Sometime later, he came to a straightaway and saw a figure ahead, not on a bike, but standing at the edge of the canal. It was so dark, he wasn't sure it was her till he was only a few steps away. He took his hand off the pistol. “Sandy! You all right?”

“Yeah. Just resting.”

“You sound winded.”

“Fucking cigarettes. But I still gotta have ‘em.” A flame flared. He looked away instantly, but afterimages still pulsated like luminescent jellyfish.

She said hoarsely, “Think this is doing any good?”

“I don't know. I haven't seen anybody yet.”

“I don't think anybody comes here after dark.”

“Maybe not.”

“And if there's never anybody on the fucking trail at night, why would the guys you want come down here? Ever thought of that?”

He didn't answer. She inhaled again, making the cigarette tip glow, and he saw her eyes, squinted closed, ember-lit. Then he heard the
phut-hiss
as the butt hit the water. “Saddling up.”

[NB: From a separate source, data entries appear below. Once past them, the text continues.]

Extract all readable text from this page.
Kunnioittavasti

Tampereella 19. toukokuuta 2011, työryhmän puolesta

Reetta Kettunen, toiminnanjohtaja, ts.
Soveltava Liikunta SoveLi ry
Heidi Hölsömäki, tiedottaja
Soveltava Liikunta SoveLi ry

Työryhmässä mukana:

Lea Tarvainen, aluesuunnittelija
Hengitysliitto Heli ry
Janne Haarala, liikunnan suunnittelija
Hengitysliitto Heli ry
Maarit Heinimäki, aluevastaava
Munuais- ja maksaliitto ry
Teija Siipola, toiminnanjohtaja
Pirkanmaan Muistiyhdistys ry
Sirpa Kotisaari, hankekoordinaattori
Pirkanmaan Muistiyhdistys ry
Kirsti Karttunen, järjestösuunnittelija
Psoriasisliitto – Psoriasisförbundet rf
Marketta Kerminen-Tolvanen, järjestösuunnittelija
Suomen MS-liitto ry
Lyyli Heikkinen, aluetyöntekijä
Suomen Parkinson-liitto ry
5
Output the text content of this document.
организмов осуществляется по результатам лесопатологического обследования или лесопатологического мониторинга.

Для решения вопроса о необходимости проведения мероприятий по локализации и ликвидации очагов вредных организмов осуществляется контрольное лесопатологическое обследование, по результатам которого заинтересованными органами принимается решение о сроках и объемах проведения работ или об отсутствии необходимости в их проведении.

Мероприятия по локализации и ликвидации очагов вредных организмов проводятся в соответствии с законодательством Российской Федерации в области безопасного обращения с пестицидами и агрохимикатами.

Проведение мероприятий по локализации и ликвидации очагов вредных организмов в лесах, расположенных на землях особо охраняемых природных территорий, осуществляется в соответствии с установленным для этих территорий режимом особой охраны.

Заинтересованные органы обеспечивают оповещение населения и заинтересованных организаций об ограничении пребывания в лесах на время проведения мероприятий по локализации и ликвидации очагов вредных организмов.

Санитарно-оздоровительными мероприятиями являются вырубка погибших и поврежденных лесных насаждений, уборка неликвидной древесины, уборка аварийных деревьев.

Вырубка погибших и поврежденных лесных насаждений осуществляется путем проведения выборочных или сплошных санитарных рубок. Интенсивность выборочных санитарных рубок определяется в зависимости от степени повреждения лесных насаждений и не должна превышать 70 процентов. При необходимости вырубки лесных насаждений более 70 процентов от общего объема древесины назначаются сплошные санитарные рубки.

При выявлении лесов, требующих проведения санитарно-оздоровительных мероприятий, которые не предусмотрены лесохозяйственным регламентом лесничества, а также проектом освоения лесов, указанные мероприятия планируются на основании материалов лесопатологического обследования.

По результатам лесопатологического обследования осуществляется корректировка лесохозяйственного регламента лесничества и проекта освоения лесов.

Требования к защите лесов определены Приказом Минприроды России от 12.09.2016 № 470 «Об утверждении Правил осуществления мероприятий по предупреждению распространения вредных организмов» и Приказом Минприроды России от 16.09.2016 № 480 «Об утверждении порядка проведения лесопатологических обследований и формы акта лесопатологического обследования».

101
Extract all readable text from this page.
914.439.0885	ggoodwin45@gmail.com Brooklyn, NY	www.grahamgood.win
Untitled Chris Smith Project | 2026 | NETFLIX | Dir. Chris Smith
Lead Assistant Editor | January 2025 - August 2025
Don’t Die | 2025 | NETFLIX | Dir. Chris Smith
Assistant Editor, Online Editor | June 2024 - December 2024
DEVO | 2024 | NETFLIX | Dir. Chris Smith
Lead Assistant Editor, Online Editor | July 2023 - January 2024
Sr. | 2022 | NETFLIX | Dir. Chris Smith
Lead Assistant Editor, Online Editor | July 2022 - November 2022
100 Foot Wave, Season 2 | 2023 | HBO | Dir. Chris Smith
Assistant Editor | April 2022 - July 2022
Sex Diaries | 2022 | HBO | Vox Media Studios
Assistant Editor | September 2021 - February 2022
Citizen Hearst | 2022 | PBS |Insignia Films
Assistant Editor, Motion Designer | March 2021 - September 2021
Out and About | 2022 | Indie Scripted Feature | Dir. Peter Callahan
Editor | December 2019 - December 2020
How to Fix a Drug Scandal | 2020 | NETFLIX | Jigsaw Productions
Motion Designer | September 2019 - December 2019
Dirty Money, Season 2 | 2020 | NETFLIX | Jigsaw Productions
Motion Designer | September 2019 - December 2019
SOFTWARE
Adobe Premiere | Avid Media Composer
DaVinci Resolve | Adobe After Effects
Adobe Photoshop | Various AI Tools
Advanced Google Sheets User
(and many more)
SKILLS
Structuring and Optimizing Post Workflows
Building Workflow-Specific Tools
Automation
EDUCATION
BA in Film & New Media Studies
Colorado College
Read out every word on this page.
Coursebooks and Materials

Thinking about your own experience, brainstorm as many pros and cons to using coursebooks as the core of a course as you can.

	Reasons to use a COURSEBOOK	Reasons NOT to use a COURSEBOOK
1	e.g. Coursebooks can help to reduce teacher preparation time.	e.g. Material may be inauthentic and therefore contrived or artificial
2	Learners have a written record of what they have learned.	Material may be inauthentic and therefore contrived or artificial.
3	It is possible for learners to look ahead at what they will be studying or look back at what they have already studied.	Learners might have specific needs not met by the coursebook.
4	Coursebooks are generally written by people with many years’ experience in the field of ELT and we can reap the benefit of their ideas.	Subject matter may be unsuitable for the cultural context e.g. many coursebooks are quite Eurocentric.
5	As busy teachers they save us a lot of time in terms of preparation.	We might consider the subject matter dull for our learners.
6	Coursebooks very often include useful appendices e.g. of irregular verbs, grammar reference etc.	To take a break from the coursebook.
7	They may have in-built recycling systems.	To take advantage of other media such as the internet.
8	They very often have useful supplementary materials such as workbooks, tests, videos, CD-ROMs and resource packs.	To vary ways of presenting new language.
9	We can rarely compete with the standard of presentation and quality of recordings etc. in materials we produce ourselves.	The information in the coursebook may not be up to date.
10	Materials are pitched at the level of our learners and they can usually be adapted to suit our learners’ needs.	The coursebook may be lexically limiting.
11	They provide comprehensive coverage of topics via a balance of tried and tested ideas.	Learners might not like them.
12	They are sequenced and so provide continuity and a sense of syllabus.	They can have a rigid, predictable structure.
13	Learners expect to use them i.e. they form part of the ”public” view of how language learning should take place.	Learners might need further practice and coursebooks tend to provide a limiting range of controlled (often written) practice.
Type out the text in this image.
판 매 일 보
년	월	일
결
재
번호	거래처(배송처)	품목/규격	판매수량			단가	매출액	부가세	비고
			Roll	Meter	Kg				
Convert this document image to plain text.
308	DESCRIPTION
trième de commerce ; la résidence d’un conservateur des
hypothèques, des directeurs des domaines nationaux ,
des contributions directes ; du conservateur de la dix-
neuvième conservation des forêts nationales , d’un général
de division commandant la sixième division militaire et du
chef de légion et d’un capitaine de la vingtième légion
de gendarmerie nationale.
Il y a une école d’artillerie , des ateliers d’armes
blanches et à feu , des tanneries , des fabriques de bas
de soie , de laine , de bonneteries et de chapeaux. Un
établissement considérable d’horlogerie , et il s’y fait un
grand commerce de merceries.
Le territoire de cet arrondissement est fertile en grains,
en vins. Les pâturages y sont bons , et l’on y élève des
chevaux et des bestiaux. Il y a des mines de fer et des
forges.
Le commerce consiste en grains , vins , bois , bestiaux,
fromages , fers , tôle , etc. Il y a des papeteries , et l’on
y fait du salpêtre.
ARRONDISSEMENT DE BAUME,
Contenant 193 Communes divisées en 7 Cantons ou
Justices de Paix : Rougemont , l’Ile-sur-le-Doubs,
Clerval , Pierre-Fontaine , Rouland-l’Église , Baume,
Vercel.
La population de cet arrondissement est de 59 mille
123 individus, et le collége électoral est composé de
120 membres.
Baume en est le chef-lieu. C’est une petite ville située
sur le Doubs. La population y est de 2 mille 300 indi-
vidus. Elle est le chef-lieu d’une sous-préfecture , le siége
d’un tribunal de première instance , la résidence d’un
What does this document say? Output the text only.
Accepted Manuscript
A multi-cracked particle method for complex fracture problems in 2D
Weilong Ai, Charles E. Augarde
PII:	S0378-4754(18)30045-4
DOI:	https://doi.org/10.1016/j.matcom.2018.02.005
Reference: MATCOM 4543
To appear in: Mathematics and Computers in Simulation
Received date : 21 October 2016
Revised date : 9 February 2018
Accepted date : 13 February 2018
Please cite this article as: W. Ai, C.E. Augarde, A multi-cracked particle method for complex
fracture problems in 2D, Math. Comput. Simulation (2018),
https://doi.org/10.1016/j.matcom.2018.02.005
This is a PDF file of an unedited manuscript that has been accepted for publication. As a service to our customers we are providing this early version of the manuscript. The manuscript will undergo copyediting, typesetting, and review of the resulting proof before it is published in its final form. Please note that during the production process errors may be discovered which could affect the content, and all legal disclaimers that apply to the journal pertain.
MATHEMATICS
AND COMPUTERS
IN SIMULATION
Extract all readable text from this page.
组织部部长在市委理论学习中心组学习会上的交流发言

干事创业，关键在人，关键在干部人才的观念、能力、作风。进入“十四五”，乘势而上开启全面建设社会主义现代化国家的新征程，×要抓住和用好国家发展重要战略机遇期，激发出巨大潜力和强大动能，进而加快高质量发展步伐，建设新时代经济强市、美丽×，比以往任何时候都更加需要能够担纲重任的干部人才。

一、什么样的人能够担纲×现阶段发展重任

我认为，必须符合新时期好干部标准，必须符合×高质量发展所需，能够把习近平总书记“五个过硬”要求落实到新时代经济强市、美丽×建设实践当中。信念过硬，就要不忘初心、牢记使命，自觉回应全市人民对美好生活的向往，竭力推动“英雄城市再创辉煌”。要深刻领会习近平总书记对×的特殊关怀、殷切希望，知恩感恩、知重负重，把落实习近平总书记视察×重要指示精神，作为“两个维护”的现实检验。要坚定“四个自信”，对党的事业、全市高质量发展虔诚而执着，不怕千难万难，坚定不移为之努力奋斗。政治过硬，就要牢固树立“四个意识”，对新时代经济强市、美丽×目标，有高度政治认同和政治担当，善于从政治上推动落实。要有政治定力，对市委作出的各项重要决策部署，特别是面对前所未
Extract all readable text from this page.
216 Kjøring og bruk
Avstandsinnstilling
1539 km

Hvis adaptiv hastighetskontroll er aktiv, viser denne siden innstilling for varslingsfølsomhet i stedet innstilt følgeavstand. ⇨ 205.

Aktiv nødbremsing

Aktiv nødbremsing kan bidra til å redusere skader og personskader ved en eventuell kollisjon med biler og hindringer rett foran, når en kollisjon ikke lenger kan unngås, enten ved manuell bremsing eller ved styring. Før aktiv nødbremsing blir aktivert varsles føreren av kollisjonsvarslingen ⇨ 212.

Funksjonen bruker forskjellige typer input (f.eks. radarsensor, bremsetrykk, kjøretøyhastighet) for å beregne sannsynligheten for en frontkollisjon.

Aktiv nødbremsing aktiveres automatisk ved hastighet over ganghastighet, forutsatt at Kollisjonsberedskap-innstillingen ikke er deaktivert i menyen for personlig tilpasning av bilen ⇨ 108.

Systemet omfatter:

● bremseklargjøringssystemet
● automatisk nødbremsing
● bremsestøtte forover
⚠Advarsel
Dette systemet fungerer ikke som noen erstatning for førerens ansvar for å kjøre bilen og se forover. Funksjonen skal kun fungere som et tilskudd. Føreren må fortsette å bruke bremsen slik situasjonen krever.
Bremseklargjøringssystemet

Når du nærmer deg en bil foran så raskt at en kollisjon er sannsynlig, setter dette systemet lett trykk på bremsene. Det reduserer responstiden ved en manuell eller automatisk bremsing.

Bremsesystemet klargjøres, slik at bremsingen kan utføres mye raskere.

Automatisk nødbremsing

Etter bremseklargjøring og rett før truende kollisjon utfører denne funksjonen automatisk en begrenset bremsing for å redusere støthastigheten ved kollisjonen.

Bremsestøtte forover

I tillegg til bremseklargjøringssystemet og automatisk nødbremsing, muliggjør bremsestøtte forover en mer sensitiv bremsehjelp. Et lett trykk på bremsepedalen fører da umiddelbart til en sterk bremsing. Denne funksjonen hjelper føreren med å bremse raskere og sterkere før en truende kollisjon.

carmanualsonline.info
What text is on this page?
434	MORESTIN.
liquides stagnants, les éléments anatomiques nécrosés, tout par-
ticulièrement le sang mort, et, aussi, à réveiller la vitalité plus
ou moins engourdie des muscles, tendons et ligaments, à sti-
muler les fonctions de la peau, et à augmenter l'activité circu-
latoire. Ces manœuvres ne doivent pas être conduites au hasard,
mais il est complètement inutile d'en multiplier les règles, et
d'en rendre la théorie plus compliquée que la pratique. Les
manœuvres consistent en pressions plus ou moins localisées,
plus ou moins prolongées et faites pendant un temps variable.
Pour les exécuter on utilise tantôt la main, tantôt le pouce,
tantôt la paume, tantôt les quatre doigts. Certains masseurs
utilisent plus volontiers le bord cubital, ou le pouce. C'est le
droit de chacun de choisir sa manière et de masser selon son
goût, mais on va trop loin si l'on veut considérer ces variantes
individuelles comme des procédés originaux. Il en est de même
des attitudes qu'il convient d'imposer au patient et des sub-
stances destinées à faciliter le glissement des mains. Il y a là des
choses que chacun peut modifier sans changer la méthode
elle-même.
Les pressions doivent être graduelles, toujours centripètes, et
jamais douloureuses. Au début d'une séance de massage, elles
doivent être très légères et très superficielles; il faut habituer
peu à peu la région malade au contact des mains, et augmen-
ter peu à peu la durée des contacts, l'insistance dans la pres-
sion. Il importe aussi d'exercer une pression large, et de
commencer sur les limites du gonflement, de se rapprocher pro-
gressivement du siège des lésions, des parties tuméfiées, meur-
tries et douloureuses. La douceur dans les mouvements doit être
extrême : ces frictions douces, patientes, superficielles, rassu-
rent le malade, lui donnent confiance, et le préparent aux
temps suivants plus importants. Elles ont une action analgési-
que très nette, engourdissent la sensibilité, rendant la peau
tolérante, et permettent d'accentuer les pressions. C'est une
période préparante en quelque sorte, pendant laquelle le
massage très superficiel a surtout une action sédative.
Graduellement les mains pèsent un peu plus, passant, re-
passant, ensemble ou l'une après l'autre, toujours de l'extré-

She disappeared again into the gloom. Too late, he thought of telling her to put her light on. Attract some attention, plus she wouldn't steer herself into the canal. As if she could hear him, he saw the cone of white light come on, narrow, not all that bright, but just enough to light the path ahead.

He checked his watch when they reached the turnaround point at the old wooden locks. Eight o'clock. They sat on the lock, feet dangling. “Man,” she said, “I'm wheezing. That's the next thing, cutting these out. Every one I smoke, I think, That's the last one. Then I want another. … You ever smoke?”